Autoestima

Alba Carballal
ALBA CARBALLAL

Después de tres meses de confinamiento estricto y otros dos de verano, tapas y costumbres relajadas, mi autoestima me ha pegado un toque: quizás vaya siendo hora de volver a calzarme las zapatillas. En esas estaba yo esta mañana, tan tranquila, buscando -por Twitter, que es donde se buscan ahora las cosas importantes- un entrenador personal que desenfunde el látigo en septiembre y me obligue a levantar, al mismo tiempo, las mancuernas y mi amor propio, cuando me topé con esta captura de pantalla: 'Javier Negre: «A Steve Jobs también le echaron de su primera empresa y mira luego.»'. Acuéstate y suda. Se ve que a este señor le pasa lo mismo con su talento que a mí con el tamaño de mi culo, que no termina de calibrarlo bien. Desde luego, hay algo que no se puede negar: yo había entrado en Twitter en busca autoestima, y autoestima me encontré.

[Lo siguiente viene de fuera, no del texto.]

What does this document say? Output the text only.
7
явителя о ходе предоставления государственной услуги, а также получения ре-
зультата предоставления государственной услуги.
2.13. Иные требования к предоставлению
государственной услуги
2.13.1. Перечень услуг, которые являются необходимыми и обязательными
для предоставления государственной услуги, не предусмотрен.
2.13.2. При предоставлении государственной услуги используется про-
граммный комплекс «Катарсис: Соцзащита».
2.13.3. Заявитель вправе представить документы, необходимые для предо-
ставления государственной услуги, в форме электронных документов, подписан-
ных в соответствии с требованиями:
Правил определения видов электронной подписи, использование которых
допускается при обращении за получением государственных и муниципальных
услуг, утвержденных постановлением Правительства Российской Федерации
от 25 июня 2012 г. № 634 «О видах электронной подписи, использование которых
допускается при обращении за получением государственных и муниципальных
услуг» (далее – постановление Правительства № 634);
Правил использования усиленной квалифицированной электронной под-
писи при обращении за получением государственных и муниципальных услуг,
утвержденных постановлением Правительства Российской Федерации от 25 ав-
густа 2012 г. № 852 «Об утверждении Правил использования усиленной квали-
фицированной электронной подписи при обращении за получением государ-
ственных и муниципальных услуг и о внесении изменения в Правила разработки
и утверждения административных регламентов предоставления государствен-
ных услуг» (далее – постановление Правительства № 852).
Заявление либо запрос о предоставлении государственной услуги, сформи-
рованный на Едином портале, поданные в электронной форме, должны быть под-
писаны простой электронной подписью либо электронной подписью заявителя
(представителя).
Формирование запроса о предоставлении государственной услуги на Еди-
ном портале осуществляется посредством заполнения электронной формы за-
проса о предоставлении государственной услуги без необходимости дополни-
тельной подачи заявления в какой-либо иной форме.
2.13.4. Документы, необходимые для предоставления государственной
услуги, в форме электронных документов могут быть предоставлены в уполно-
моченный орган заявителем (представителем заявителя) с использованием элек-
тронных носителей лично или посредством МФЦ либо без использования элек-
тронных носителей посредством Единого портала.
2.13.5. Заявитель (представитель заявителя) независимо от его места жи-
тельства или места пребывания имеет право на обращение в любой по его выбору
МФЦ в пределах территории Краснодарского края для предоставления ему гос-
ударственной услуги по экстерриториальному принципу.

La red social del pajarillo hizo bien su trabajo, porque a falta de una taza de amor propio me ofreció dos. Ajeno, eso sí, pero no se puede tener todo en esta vida. En mi descenso al Hades de la pérdida de tiempo, descubrí que Monedero -en respuesta al lamentable comportamiento de unos energúmenos que consiguieron, con una actitud muy poco democrática y una retahíla de insultos homófobos, expulsarlo de un restaurante en Sanlúcar- había publicado el siguiente 'tweet': «(.) A mí me llaman maricón de mierda. A Lorca le fusilaron. Con otros 200.000 españoles. Despertemos». A ver, Juan Carlos, que yo entiendo por dónde vas, te lo prometo; pero igual con lo de Lorca te has pasado: es como si yo me vengo arriba y me comparo con Patry Jordán. Aunque, bien mirado, ni ella tiene mi capacidad para la procrastinación ni Lorca tenía tu talento para el rap.